At Etsy, one of our guiding principles is to minimize waste. If a single ML model can be trained and used for multiple experiments, we encourage re-using over re-building. However, we also know that finding the right model for a given experiment can be hard. To mitigate this problem, we built an internal user interface that exposes all recommendations from the Recs Registry and allows product teams to browse available recommendations and inject them across different product experiences.

Figure 8: An internal UI for browsing available recommendations.
Figure 8: An internal UI for browsing available recommendations.

Last but not least, to make it easy to debug and productize recommendations, we built a set of dashboards that engineers can use to visualize the performance of their recommendations and adjust hyper-parameters as needed.

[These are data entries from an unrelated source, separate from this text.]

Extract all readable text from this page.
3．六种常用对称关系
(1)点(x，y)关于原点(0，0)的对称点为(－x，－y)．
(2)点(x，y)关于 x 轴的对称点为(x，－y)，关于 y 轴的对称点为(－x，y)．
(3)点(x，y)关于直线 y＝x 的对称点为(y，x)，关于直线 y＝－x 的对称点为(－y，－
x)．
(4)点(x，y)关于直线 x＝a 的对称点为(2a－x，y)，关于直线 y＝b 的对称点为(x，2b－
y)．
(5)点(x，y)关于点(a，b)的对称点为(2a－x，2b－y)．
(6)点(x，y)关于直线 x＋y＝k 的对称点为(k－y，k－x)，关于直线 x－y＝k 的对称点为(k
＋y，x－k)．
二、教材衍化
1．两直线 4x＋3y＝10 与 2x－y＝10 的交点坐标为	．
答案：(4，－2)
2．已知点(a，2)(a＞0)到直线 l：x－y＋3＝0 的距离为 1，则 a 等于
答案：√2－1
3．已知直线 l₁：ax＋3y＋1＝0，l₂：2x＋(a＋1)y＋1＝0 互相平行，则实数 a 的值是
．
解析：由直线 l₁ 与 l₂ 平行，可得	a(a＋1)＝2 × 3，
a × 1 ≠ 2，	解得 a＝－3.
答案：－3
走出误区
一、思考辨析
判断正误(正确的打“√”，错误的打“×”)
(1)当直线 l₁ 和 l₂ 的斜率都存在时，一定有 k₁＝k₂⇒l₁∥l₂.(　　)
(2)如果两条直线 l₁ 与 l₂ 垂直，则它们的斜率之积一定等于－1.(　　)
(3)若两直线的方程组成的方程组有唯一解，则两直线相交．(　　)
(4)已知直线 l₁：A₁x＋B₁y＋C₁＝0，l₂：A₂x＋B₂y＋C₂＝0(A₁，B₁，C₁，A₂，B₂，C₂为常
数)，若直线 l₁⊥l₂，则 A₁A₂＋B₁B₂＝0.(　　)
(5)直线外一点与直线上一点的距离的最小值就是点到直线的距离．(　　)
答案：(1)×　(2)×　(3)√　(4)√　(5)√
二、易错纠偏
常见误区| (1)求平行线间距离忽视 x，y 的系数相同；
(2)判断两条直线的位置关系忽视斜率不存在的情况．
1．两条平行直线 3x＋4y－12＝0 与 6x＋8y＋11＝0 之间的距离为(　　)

Figure 9: Etsy’s recommendations serving platform in a nutshell.
Figure 9: Etsy’s recommendations serving platform in a nutshell.

Future work

Building a platform is a continuous effort, and even though we’ve learned and built a lot, we know that there are still many challenges ahead of us. Some examples include generating recommendations directly in the UI, enabling new experimentation techniques such as multi-armed bandits, or pushing the limits of how much data we can process when making predictions.

Finally, I want to say a big thanks to everyone who worked on evolving these systems throughout the years: Panpan Song, Stan Schwertly, Davis Kim, Cristina Colón, Amanda daSilva, Tanner Whyte, Andrew D'Amico, Chris Ernst, Sheila Hu, Ruixi Fan, Bai Xie, Matt Gedigian and Miguel Alvarado.